Kai não parou de trabalhar. Seus dedos afundavam na massa com um ritmo seguro, um movimento aprendido com o pai, herdado como a única coisa de valor em sua vida.

"Eu não tenho tudo," respondeu, simples, sem vergonha. A verdade era seu único patrimônio.

Fez uma pausa, erguendo os olhos para ela sobre a nuvem de farinha. Seus cílios estavam claros do pó.

"Mas se for você…" ele continuou, a voz mais baixa, "eu construo. Tijolo por tijolo. Pão por pão."

Isla sorriu, um sorriso pequeno e tão cansado quanto genuíno. Um sorriso que só existia naquelas madrugadas, naquele lugar que era deles.

"Até um casamento?" a pergunta saiu meio brincando, meio sondando um sonho.

Dessa vez, ele parou. Pousou a massa redonda na mesa e limpou as mãos no avental branco já manchado. Seu olhar era sério, intenso, sem nenhum traço da brincadeira dela.

"Principalmente um casamento," disse, e cada palavra parecia ter sido pesada antes de sair. "Do nosso jeito. Naquele cartório antigo perto do rio. Com o pão de canela ainda quente dentro de uma sacola de papel. Sem vestido que custa mais que essa padaria inteira. Sem plateia de gente que só vai contar o dinheiro do presente."

Ela deslizou do balcão, os pés descalços tocando o piso frio. Foi até ele, contornou a mesa enfarinhada e encostou a testa em seu peito, sobre o avental.

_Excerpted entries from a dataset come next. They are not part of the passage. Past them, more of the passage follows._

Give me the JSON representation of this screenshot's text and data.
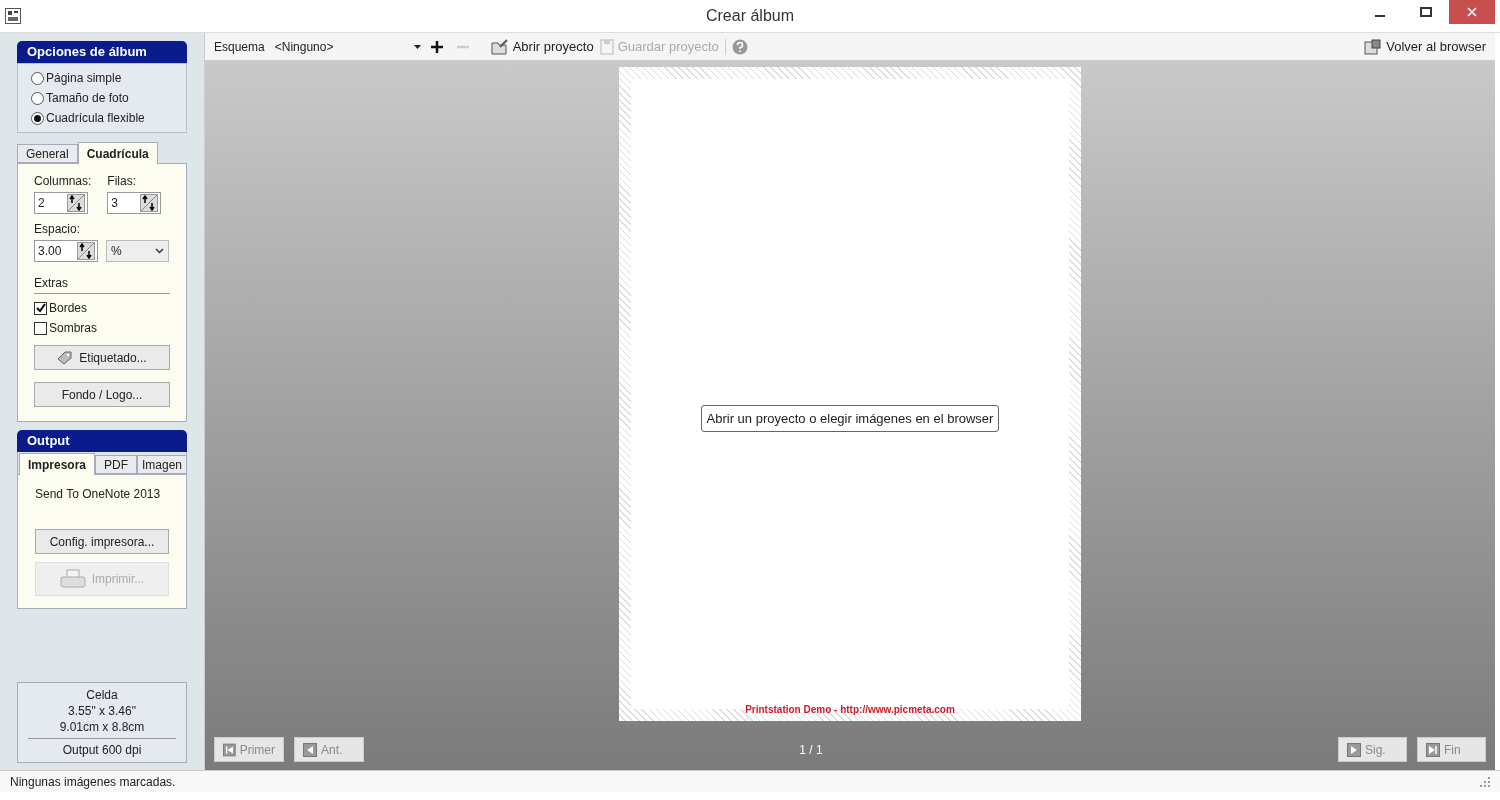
{
  "window": {
    "title": "Crear álbum"
  },
  "album_options": {
    "title": "Opciones de álbum",
    "layouts": [
      {
        "label": "Página simple",
        "selected": false
      },
      {
        "label": "Tamaño de foto",
        "selected": false
      },
      {
        "label": "Cuadrícula flexible",
        "selected": true
      }
    ]
  },
  "settings_tabs": [
    {
      "label": "General",
      "selected": false
    },
    {
      "label": "Cuadrícula",
      "selected": true
    }
  ],
  "grid": {
    "columns_label": "Columnas:",
    "columns_value": "2",
    "rows_label": "Filas:",
    "rows_value": "3",
    "spacing_label": "Espacio:",
    "spacing_value": "3.00",
    "spacing_unit": "%",
    "extras_label": "Extras",
    "extras": [
      {
        "label": "Bordes",
        "checked": true
      },
      {
        "label": "Sombras",
        "checked": false
      }
    ],
    "labeling_button": "Etiquetado...",
    "background_button": "Fondo / Logo..."
  },
  "output": {
    "title": "Output",
    "tabs": [
      {
        "label": "Impresora",
        "selected": true
      },
      {
        "label": "PDF",
        "selected": false
      },
      {
        "label": "Imagen",
        "selected": false
      }
    ],
    "printer_name": "Send To OneNote 2013",
    "setup_button": "Config. impresora...",
    "print_button": {
      "label": "Imprimir...",
      "disabled": true
    }
  },
  "cell_info": {
    "title": "Celda",
    "inches": "3.55\" x 3.46\"",
    "cm": "9.01cm x 8.8cm",
    "dpi": "Output 600 dpi"
  },
  "toolbar": {
    "scheme_label": "Esquema",
    "scheme_value": "<Ninguno>",
    "open_project": {
      "label": "Abrir proyecto",
      "disabled": false
    },
    "save_project": {
      "label": "Guardar proyecto",
      "disabled": true
    },
    "back_to_browser": "Volver al browser"
  },
  "canvas": {
    "hint": "Abrir un proyecto o elegir imágenes en el browser",
    "watermark": "Printstation Demo - http://www.picmeta.com"
  },
  "navigation": {
    "buttons": [
      {
        "kind": "first",
        "label": "Primer",
        "disabled": true
      },
      {
        "kind": "previous",
        "label": "Ant.",
        "disabled": true
      },
      {
        "kind": "next",
        "label": "Sig.",
        "disabled": true
      },
      {
        "kind": "last",
        "label": "Fin",
        "disabled": true
      }
    ],
    "page": "1 / 1"
  },
  "status_bar": "Ningunas imágenes marcadas."
}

Ficou ali, ouvindo o coração dele bater no mesmo ritmo constante e confiável de suas mãos trabalhadoras.

"Só nós," sussurrou, fechando os olhos.

"Só nós," ele confirmou, seu queixo repousando sobre sua cabeça, seus braços envolvendo-a sem pressa, sem medo de sujar seu suéter com farinha.

Era tudo que tinham. Era tudo que, naquela madrugada, parecia o bastante.